In March of this year, NVIDIA announced the Hopper H100 GPU as the successor to the Ampere A100. The hardware is geared towards data center applications and focuses on accelerating terabyte-scale workloads. For this, the component uses a new architecture with advanced mechanisms, such as the 4th generation of Tensor cores.
That’s what the company talked about at the conference Hot Chips 34 this Monday (22). The “green team” detailed the evolution of the new graphics chip during the virtual event, noting that the Hopper H100 GPU is capable of delivering data transfer rates up to six times higher than the Ampere A100 GPU.
The H100 is produced using TSMC’s 4 nanometer (4N) process. This lithography opens the possibility for the GPU to work with 80 billion transistors, which optimize performance and efficiency. Another unique feature is the use of six layers of HBM3 RAM, such that they deliver up to twice the speed and capacity of up to 80 GB.
The platform has 8 clusters graphics processing cluster (Graphics Processing Cluster or GPC) that contain 9 clusters processing cluster (Texture Processing Cluster or TPC) — that is, it comprises a total of 72 TPCs. It is worth remembering that each TPC is composed of 2 stream multiprocessors (SMs), so the H100 has 144 SMs (18,432 CUDA).
This can be compared to the manufacturer’s current most advanced video card aimed at gamers.

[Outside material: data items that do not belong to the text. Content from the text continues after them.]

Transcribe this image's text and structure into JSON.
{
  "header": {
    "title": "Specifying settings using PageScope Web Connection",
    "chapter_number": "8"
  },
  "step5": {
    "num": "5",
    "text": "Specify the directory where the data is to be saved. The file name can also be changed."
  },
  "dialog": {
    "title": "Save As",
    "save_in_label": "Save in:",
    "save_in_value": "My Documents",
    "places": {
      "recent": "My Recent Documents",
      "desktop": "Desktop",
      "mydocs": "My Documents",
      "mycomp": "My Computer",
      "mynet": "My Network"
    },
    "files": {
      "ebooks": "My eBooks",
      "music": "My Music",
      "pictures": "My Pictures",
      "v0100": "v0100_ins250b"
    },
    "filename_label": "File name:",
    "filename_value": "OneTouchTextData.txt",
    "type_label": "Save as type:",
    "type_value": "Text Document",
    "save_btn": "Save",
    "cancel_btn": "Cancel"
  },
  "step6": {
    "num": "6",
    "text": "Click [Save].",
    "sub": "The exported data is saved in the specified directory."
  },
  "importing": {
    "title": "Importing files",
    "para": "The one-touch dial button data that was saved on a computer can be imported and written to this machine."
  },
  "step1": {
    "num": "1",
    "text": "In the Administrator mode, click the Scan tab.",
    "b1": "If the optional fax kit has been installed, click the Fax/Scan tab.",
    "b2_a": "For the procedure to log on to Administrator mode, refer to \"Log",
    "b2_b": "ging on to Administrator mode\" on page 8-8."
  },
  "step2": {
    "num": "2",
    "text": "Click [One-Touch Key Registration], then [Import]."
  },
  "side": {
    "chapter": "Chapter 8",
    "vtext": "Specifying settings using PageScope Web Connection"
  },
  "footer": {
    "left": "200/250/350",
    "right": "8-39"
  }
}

The GeForce RTX 3090 Ti, considered the most powerful in the world, is equipped with “only” 84 stream multiprocessors and are limited to the most affordable technologies, such as 4th generation PCI Express and 3rd generation Tensor cores.
And speaking of high-precision processing cores, used essentially in the GPU’s artificial intelligence tasks, the Hopper H100 uses the unprecedented 4th generation of Tensor cores. Compared to previous generation cores, these mechanisms are capable of delivering twice as much performance using the same clock frequency.

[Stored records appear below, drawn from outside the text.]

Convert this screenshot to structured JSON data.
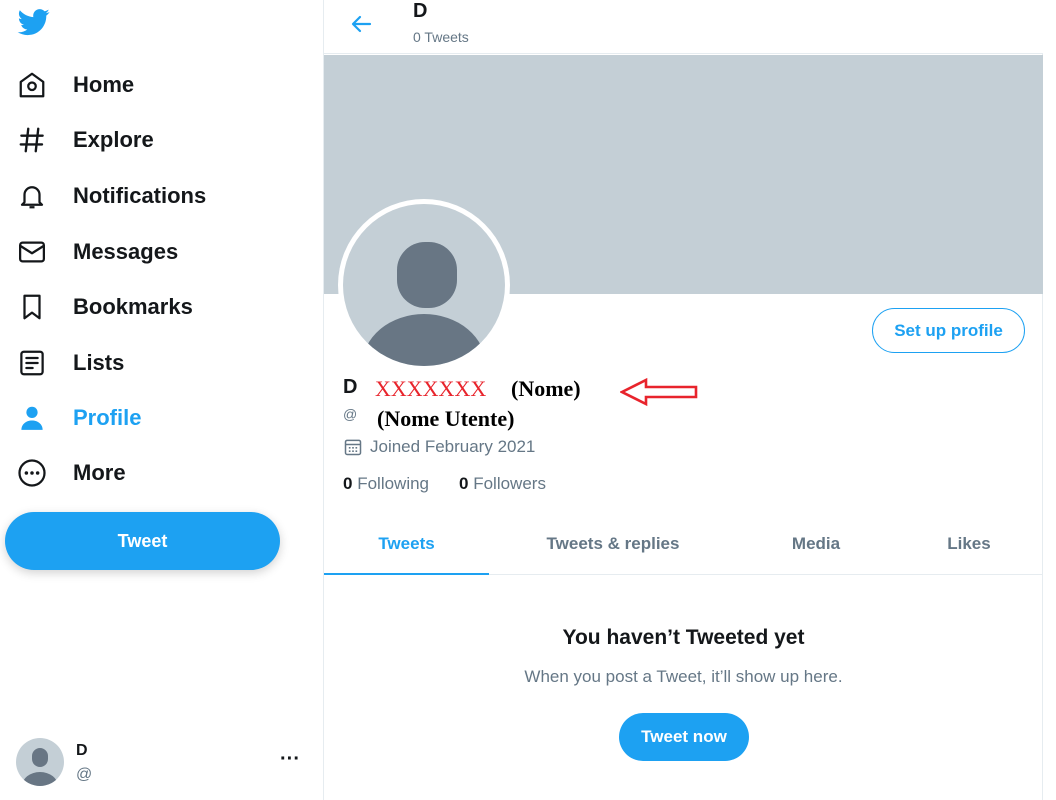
{
  "sidebar": {
    "items": [
      {
        "label": "Home",
        "icon": "home-icon"
      },
      {
        "label": "Explore",
        "icon": "hashtag-icon"
      },
      {
        "label": "Notifications",
        "icon": "bell-icon"
      },
      {
        "label": "Messages",
        "icon": "envelope-icon"
      },
      {
        "label": "Bookmarks",
        "icon": "bookmark-icon"
      },
      {
        "label": "Lists",
        "icon": "list-icon"
      },
      {
        "label": "Profile",
        "icon": "person-icon",
        "active": true
      },
      {
        "label": "More",
        "icon": "more-circle-icon"
      }
    ],
    "tweet_label": "Tweet",
    "account": {
      "name": "D",
      "handle": "@"
    }
  },
  "header": {
    "title": "D",
    "subtitle": "0 Tweets"
  },
  "profile": {
    "name": "D",
    "redacted": "XXXXXXX",
    "name_note": "(Nome)",
    "handle": "@",
    "handle_note": "(Nome Utente)",
    "joined": "Joined February 2021",
    "following_count": "0",
    "following_label": "Following",
    "followers_count": "0",
    "followers_label": "Followers",
    "setup_label": "Set up profile"
  },
  "tabs": [
    {
      "label": "Tweets",
      "active": true
    },
    {
      "label": "Tweets & replies"
    },
    {
      "label": "Media"
    },
    {
      "label": "Likes"
    }
  ],
  "empty_state": {
    "title": "You haven’t Tweeted yet",
    "subtitle": "When you post a Tweet, it’ll show up here.",
    "button": "Tweet now"
  },
  "colors": {
    "accent": "#1da1f2",
    "annotation_red": "#e8242c",
    "placeholder_gray": "#c4cfd6",
    "avatar_figure": "#687684"
  }
}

The Hopper H100 supports the FP8 format, allowing the hardware to work with high precision at 4,000 TFLOPs, plus 2,000 TFLOPs on FP16, 1,000 TFLOPs on TF32, and 60 TFLOPs on FP64. The numbers show that the Hopper H100 is 3.3 times faster than Ampere A100 and 28% faster than AMD Instinct MI250X at FP64.
The GPU will be made available to the server industry in two versions: one compatible with 5th generation PCI Express and one compatible with the SXM socket. The first has some limitations as it does not have full integration with the NVIDIA ecosystem, but it will still serve as a strong competitor to the successors of AMD’s Instinct MI200 GPU.